Le manque de pluie depuis fin 2020 est venue porter un coup fatal à des populations déjà éprouvées par une invasion de criquets entre 2019 et 2021 et la pandémie de Covid-19.
"On avait nos réserves habituelles de sorgho, mais on les a mangées ces trois dernières années. Elles sont terminées", explique Ibrahim Mohamed Hassan, sexagénaire aveugle qui a marché une soixantaine de kilomètres avec sa famille jusqu'au camp de Garas Goof.
Dans son village, 30 des 50 familles sont parties. "Les autres vont suivre", prédit le vieil homme en réajustant ses lunettes de soleil rafistolées avec un élastique.
- Malnutrition et maladies -
Depuis une décennie, Baidoa est habituée à accueillir de larges afflux de population. Le nombre de campements de déplacés a explosé, de 77 en 2016 à 572 aujourd'hui. En octobre dernier, la ville comptait 475.000 déplacés, soit 60% de sa population estimée entre 700.000 et 800.000 habitants.
Mais au centre médical du camp Tawkal 2 Dinsoor, l'ampleur de l'exode des derniers mois inquiète.
"Avant, on recevait environ un millier de personnes, voire moins, par mois. Aujourd'hui, nous en accueillons 2.000 à 3.000", explique Hassan Ali Amin, le responsable du centre, qui observe une recrudescence des cas de malnutrition et de diarrhées chez les enfants, ainsi que les maladies (rougeole, pneumonie...) accablant les corps déjà affaiblis.
A ce rythme, "nous craignons des pénuries d'eau et de médicaments", ajoute-t-il.
"Si la situation continue de s'aggraver, on s'attend à accueillir des milliers, des centaines de milliers de personnes", confirme Mohamednur Mohamed Abdirahman, directeur terrain de l'ONG Save The Children, qui intervient dans plusieurs campements et infrastructures médicales à Baidoa.
- "Triste et maigre" -
Abdulle Kalar Maaney, lui, ne veut pas croire au scénario tant redouté: une quatrième saison de pluies insuffisantes.
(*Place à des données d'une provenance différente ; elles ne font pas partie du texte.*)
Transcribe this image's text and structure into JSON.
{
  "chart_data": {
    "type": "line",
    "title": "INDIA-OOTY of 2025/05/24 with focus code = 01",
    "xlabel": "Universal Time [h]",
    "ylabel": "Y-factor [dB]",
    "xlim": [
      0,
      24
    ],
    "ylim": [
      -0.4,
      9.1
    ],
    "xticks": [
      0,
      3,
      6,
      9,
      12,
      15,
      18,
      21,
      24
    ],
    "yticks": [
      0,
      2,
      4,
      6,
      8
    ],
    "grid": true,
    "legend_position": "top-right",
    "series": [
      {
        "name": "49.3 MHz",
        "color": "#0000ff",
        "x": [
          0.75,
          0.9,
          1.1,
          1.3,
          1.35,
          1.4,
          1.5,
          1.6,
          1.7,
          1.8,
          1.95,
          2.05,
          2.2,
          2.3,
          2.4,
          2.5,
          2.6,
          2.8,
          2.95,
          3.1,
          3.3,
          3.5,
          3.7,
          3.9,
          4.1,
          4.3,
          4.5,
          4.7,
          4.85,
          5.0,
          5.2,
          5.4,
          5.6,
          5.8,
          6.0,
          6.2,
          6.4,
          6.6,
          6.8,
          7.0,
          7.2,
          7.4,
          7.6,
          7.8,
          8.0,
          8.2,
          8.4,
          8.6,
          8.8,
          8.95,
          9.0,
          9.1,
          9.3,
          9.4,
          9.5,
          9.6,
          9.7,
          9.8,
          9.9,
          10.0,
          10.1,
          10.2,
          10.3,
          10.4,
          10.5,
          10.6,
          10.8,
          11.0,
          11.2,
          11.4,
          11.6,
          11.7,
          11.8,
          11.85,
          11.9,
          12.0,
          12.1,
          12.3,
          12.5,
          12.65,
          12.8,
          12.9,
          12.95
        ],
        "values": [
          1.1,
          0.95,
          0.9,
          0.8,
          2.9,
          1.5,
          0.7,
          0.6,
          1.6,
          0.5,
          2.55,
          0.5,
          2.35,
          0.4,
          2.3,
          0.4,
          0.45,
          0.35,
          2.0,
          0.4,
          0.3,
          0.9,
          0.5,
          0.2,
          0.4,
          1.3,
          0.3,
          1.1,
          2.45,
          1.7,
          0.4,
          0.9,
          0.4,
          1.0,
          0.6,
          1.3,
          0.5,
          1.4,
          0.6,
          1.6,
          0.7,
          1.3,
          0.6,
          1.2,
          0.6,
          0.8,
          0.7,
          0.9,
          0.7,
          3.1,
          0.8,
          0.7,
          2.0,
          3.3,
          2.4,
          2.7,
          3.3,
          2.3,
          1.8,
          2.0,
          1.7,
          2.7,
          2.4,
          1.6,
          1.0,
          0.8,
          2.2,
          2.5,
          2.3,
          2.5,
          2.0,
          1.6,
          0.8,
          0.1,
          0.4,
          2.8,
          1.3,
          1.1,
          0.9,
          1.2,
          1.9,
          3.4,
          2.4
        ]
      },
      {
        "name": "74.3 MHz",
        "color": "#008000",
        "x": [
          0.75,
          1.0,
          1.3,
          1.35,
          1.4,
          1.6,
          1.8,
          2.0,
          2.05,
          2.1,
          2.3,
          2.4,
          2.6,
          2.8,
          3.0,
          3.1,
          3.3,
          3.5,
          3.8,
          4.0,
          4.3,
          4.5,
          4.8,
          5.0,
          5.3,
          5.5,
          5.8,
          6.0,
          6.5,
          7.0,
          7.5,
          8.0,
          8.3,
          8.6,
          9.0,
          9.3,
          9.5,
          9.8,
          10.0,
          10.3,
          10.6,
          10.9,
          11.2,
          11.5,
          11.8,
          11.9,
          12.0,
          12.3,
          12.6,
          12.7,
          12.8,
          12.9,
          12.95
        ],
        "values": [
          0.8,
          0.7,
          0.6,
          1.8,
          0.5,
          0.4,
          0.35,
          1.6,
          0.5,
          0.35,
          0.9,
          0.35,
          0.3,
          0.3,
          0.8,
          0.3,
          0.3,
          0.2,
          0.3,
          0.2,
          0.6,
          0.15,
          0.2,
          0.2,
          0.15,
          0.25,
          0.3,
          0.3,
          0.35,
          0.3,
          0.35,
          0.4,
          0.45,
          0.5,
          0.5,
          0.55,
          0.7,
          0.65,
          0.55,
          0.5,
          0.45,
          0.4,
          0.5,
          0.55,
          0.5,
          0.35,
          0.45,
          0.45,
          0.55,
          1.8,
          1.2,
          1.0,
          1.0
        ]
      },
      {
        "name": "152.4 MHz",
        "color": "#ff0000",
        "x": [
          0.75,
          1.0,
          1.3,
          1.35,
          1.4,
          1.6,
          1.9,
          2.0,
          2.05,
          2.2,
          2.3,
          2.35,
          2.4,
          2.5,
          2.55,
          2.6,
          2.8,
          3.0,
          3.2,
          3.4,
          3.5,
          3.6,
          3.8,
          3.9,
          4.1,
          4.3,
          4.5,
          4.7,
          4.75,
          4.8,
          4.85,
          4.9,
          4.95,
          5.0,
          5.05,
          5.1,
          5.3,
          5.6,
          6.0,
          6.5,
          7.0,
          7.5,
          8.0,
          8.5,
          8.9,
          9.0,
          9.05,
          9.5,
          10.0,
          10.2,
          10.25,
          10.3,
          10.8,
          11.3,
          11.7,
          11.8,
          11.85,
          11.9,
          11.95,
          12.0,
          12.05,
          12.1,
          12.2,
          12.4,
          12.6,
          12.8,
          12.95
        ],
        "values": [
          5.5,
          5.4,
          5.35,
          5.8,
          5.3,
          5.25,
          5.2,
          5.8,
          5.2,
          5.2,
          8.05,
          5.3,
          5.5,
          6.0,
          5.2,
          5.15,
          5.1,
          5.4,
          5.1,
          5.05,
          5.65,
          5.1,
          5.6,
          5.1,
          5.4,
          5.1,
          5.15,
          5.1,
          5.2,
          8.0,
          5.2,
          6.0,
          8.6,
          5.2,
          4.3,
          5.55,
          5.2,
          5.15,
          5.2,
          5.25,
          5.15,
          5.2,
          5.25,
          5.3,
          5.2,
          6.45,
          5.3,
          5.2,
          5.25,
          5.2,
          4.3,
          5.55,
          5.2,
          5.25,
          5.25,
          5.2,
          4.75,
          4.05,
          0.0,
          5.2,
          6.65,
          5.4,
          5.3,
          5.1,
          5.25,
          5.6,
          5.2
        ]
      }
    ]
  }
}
Il a "grand espoir" que la pluie revienne en mars et qu'il puisse retourner dans son village.
Il est arrivé à Muuri avec sa femme et ses dix enfants en ayant perdu ses dernières possessions: son âne et sa charrette. Il comptait dessus pour gagner un peu d'argent une fois à Baidoa, mais l'âne est mort durant les 90 kilomètres de voyage et il a abandonné la charrette.
"Jamais je n'aurais pensé me retrouver comme ça", soupire cet homme élancé de 48 ans, dans sa chemise devenuetrop grande.
"J'étais gros et costaud quand j'avais mon bétail", explique-t-il: "Je suis devenu triste et maigre depuis que la sécheresse a tout tué".